Poverty/socioeconomic status is the single best predictor of child abuse and neglect.  This is not because most poor parents mistreat their children.  Indeed they do not!  However, the link between maltreatment and poverty is undeniable.  There are several possible explanations for this link. 

First, poverty may limit the resources parents have to care for their children.  Consider the parents who lost their job in this last recession and as a result lost their housing and are now living in their car.  A child welfare worker confronted with this family is faced with a Sophie's choice - should she leave the children with the parents who love them and risk harm from winter's cold or should she rip these children from all they know and place them in foster care? If housing assistance is inadequate, the child welfare worker may have no other choices.
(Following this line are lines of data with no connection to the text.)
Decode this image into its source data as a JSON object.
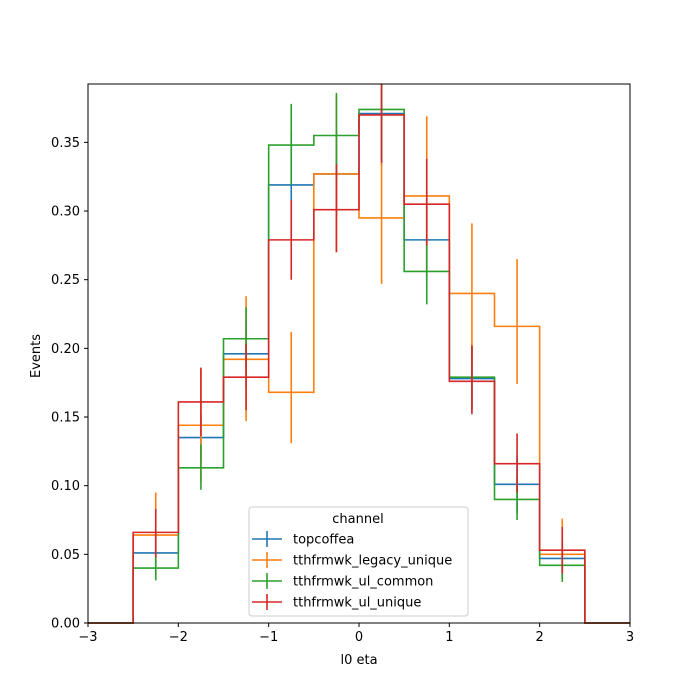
{
  "chart_data": {
    "type": "histogram-step",
    "xlabel": "l0 eta",
    "ylabel": "Events",
    "xlim": [
      -3,
      3
    ],
    "ylim": [
      0,
      0.3925
    ],
    "xticks": [
      -3,
      -2,
      -1,
      0,
      1,
      2,
      3
    ],
    "yticks": [
      0.0,
      0.05,
      0.1,
      0.15,
      0.2,
      0.25,
      0.3,
      0.35
    ],
    "ytick_labels": [
      "0.00",
      "0.05",
      "0.10",
      "0.15",
      "0.20",
      "0.25",
      "0.30",
      "0.35"
    ],
    "bin_edges": [
      -3,
      -2.5,
      -2,
      -1.5,
      -1,
      -0.5,
      0,
      0.5,
      1,
      1.5,
      2,
      2.5,
      3
    ],
    "legend": {
      "title": "channel",
      "placement": "lower-center"
    },
    "series": [
      {
        "name": "topcoffea",
        "color": "#1f77b4",
        "values": [
          0,
          0.051,
          0.135,
          0.196,
          0.319,
          0.327,
          0.371,
          0.279,
          0.178,
          0.101,
          0.047,
          0
        ],
        "err": [
          [
            0,
            0
          ],
          [
            0.035,
            0.068
          ],
          [
            0.118,
            0.152
          ],
          [
            0.172,
            0.22
          ],
          [
            0.28,
            0.358
          ],
          [
            0.296,
            0.358
          ],
          [
            0.333,
            0.409
          ],
          [
            0.249,
            0.309
          ],
          [
            0.154,
            0.202
          ],
          [
            0.08,
            0.122
          ],
          [
            0.032,
            0.062
          ],
          [
            0,
            0
          ]
        ]
      },
      {
        "name": "tthfrmwk_legacy_unique",
        "color": "#ff7f0e",
        "values": [
          0,
          0.064,
          0.144,
          0.192,
          0.168,
          0.327,
          0.295,
          0.311,
          0.24,
          0.216,
          0.05,
          0
        ],
        "err": [
          [
            0,
            0
          ],
          [
            0.033,
            0.095
          ],
          [
            0.103,
            0.185
          ],
          [
            0.147,
            0.238
          ],
          [
            0.131,
            0.212
          ],
          [
            0.27,
            0.384
          ],
          [
            0.247,
            0.336
          ],
          [
            0.254,
            0.369
          ],
          [
            0.189,
            0.291
          ],
          [
            0.174,
            0.265
          ],
          [
            0.03,
            0.076
          ],
          [
            0,
            0
          ]
        ]
      },
      {
        "name": "tthfrmwk_ul_common",
        "color": "#2ca02c",
        "values": [
          0,
          0.04,
          0.113,
          0.207,
          0.348,
          0.355,
          0.374,
          0.256,
          0.179,
          0.09,
          0.042,
          0
        ],
        "err": [
          [
            0,
            0
          ],
          [
            0.031,
            0.051
          ],
          [
            0.097,
            0.13
          ],
          [
            0.185,
            0.23
          ],
          [
            0.319,
            0.378
          ],
          [
            0.324,
            0.386
          ],
          [
            0.337,
            0.41
          ],
          [
            0.232,
            0.28
          ],
          [
            0.156,
            0.202
          ],
          [
            0.075,
            0.106
          ],
          [
            0.03,
            0.055
          ],
          [
            0,
            0
          ]
        ]
      },
      {
        "name": "tthfrmwk_ul_unique",
        "color": "#d62728",
        "values": [
          0,
          0.066,
          0.161,
          0.179,
          0.279,
          0.301,
          0.37,
          0.305,
          0.176,
          0.116,
          0.053,
          0
        ],
        "err": [
          [
            0,
            0
          ],
          [
            0.048,
            0.083
          ],
          [
            0.136,
            0.186
          ],
          [
            0.155,
            0.203
          ],
          [
            0.25,
            0.308
          ],
          [
            0.27,
            0.334
          ],
          [
            0.335,
            0.405
          ],
          [
            0.275,
            0.338
          ],
          [
            0.152,
            0.202
          ],
          [
            0.095,
            0.138
          ],
          [
            0.036,
            0.07
          ],
          [
            0,
            0
          ]
        ]
      }
    ]
  }
}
A second explanation for the link between poverty and maltreatment is that the stress of poverty, particularly increased hardships say from losing a job, may increase stress to the point that a parent snaps when they otherwise would not.  Recent unpublished analysis by researchers at Boston University School of Medicine, Boston Medical Center and Ohio State University found a strong correlation between increased significant unemployment and increases in confirmed maltreatment one year later.  Consider here the father who has lost his job and snaps in a fit of frustration and shakes his infant or toddler causing serious injury or death.  Press accounts report that several children's hospitals have seen marked increases in shaken baby syndrome and even injuries to toddlers from shaking during these last difficult years.  If unemployment assistance and other economic supports are not available to these families in crisis, the stress will remain high.  In addition, we need to ensure that there are adequate sources of respite care, counseling and mental health services to help families cope with the stress before the impact on children is too great.

A third explanation for the link between poverty and maltreatment is that a common underlying challenge prevents parents from both adequately caring for their children and holding down a job.  Think here of the mother who was abused as a child or the father returning from Afghanistan who suffer Post Traumatic Stress Syndrome.  These parents need adequate health and mental health treatment and, if they have tried to self medicate with alcohol or drugs, adequate substance abuse treatment. 
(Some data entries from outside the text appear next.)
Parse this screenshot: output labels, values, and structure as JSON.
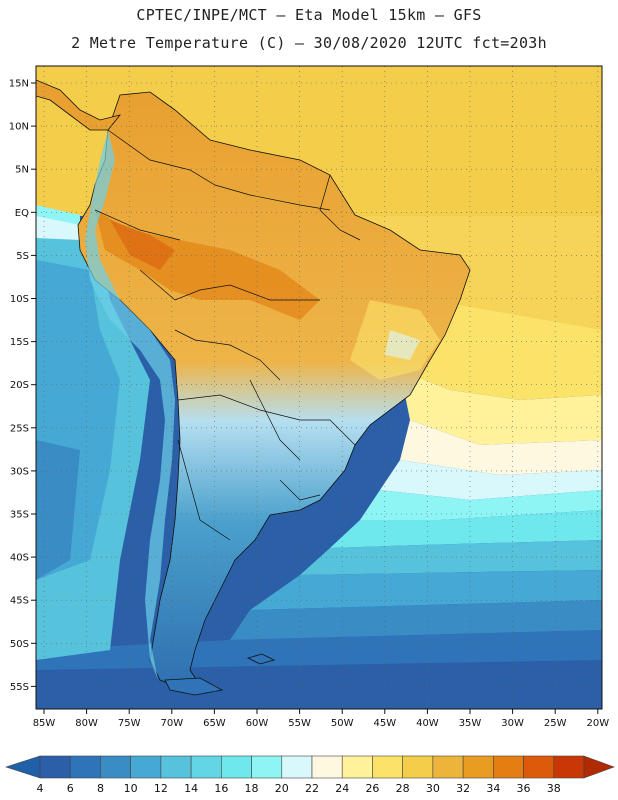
{
  "header": {
    "line1": "CPTEC/INPE/MCT –  Eta Model 15km – GFS",
    "line2": "2 Metre Temperature (C) – 30/08/2020 12UTC fct=203h"
  },
  "map": {
    "region": "South America",
    "projection": "lat-lon",
    "lon_range": [
      -86,
      -19
    ],
    "lat_range": [
      17,
      -58
    ],
    "lat_ticks": [
      "15N",
      "10N",
      "5N",
      "EQ",
      "5S",
      "10S",
      "15S",
      "20S",
      "25S",
      "30S",
      "35S",
      "40S",
      "45S",
      "50S",
      "55S"
    ],
    "lon_ticks": [
      "85W",
      "80W",
      "75W",
      "70W",
      "65W",
      "60W",
      "55W",
      "50W",
      "45W",
      "40W",
      "35W",
      "30W",
      "25W",
      "20W"
    ],
    "gridlines": "dotted"
  },
  "colorbar": {
    "labels": [
      "4",
      "6",
      "8",
      "10",
      "12",
      "14",
      "16",
      "18",
      "20",
      "22",
      "24",
      "26",
      "28",
      "30",
      "32",
      "34",
      "36",
      "38"
    ],
    "colors": [
      "#2b5fa8",
      "#2f74b8",
      "#3a8cc4",
      "#46a8d4",
      "#56c2dc",
      "#62d6e4",
      "#6ee8ec",
      "#8ef4f4",
      "#d8f8fc",
      "#fff8e0",
      "#fff29a",
      "#fbe36a",
      "#f4cd4a",
      "#ecb43a",
      "#e89c22",
      "#e47e12",
      "#dc5a0a",
      "#c83806"
    ],
    "min_color": "#2060a8",
    "max_color": "#b02a04"
  }
}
If our choices now are to slash funding for housing and food assistance, health and mental health care, substance abuse treatment and the like, we will likely end up with more children and families landing on the door step of the child welfare system .  Such pain and suffering is unnecessary and unfair from a moral standpoint.  It is also foolish from a fiscal standpoint. 

According to research from the Centers for Disease Control and Prevention, those who experience abuse and neglect as children are more likely to face myriad lifelong challenges. As adults, they are more likely to experience poverty, homelessness, a host of serious medical conditions and to be involved with the criminal justice system.  Those challenges result in lost productivity and cost society in both direct and indirect costs.  Prevent Child Abuse America commissioned an economic analysis of these costs several years ago and found that we are spending more than $100 billion each year as a result of abuse and neglect.  If we want to look for savings at the same time as we create paths to prosperity and restore America's promise for children now and into the future, we need to make the right choices. 

Representative Ryan is right to consider the future in today's budget. He is right to say budgets are about choices.  But slashing spending for critical programs that create opportunity and promote healthy, thriving families is the wrong choice. Lawmakers should take care to ensure these programs and vulnerable children are provided for.  The consequences of short-changing today's children and families are not in the interest of future generations.